There’s something about this weather that calls for comfort in the form of sweet romances, which is why you may have seen some books in my stories, only to have them disappear and never appear in my Recent Reads. Some, I have abandoned half way through, while other have been put on hold for books that make my spirit soar. After all, that’s the reason you read books, isn’t it?

10 Blind Dates by Ashley Elston

I don’t think I ever grew out of my teenage years. Even though I have a job and a house and a family – plus all the responsibilities that come with them – I still have the same sense of teenage dreaming (and probably humour).

10 Blind Dates by Ashley Elston was the sweet read that I needed this month. The adorable story follows Sophie, fresh from a break up with her boyfriend, as she agrees to go on ten blind dates set up by her extension family. The dates range from lovely to hilarious (just imagine who your family would pick for you) and put Sophie on a path of self-rediscovery, if you will.

This book was the kind of fluffy, light-hearted read that I’ve been looking for to brighten up the monotony of adult life.

You’ll love it if: you sometimes yearn for the freedom of being in high school and having no real responsibilities.
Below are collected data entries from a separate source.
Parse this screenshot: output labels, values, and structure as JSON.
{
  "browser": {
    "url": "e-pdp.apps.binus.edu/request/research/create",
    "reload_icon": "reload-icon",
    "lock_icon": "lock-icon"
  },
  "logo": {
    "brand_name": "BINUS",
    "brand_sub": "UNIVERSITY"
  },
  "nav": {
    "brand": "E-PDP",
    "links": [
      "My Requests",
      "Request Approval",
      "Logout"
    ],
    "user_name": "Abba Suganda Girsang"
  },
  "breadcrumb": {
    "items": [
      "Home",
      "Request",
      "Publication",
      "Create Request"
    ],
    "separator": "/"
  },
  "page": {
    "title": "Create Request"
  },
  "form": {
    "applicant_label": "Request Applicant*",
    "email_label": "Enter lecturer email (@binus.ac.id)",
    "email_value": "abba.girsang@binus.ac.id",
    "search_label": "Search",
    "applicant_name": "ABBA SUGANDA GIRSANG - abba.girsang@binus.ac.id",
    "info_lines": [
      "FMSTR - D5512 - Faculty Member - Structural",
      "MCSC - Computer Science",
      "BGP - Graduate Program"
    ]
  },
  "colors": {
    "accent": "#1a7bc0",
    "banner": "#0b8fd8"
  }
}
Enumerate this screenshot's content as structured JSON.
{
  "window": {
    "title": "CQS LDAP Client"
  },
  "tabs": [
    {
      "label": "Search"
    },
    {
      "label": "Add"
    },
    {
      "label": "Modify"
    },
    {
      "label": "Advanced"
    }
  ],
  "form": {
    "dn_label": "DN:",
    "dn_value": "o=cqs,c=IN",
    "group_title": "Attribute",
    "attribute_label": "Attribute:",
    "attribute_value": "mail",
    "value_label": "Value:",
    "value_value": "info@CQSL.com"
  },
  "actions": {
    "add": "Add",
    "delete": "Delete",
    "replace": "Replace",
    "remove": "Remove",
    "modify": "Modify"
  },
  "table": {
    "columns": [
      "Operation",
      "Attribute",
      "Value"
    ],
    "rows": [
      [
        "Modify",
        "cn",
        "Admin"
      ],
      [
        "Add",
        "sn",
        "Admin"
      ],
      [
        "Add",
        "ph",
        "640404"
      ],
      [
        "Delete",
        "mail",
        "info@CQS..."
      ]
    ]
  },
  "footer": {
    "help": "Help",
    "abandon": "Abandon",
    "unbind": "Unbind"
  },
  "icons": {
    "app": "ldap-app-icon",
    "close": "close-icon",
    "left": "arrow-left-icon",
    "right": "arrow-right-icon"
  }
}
You Had Me At Hello by Mhairi McFarlane

Mhairi McFarlane is quickly becoming one of my favourite authors. I loved If I Never Met You and while You Had Me At Hello wasn’t on the same playing field in terms of drawing me in and getting that character buy-in, it was still an enjoyable read.

You Had Me At Hello is the story of Rachel and Ben who met at university, don’t quite get it right and then cross paths ten years later. The only thing is that Ben is married.

The whole love-interest-is-married thing was a bit of a drag because it’s not something I love to read about, however, the book does explore different marriages and how they handle infidelity (it’s not deep, but it’s still there). There is no infidelity by the main characters, but fair warning that it’s a big theme.

The story was enjoyable and I did like the way it explored the person who you are as a couple and the person who you are on your own.

You’ll love this if: you’ve ever wondered what happened to that university crush.

Head Over Heels by Hannah Orenstein

This is the first book I’ve read from Hannah Orenstein and the first sports-related novel I have read in quite a while. It’s wasn’t too heavy on the romance, focusing almost equally on drama within the sport, but having never been in the gymnastics world, I found it addictive.

The story centres around Avery, who was formerly tipped to make the Olympic team until she suffered a career-altering injury at the Olympic trials. Years later, after the breakdown of her relationship, she moves back home and takes a coaching job alongside her teen crush, fellow gymnast Ryan.

Head Over Heels explores a lot of themes within the sport; the pressure on young gymnasts, abusive coaches, identity within the sport and without it. It also explores self-worth, mental health, friendships and relationships.

While there wasn’t as much focus on the romance element of the book, I still really enjoyed this read which brought some hard truths into a fluffy, light story.

You’ll love this if: you were ever a wannabe gymnast or hardcore Stick It fan.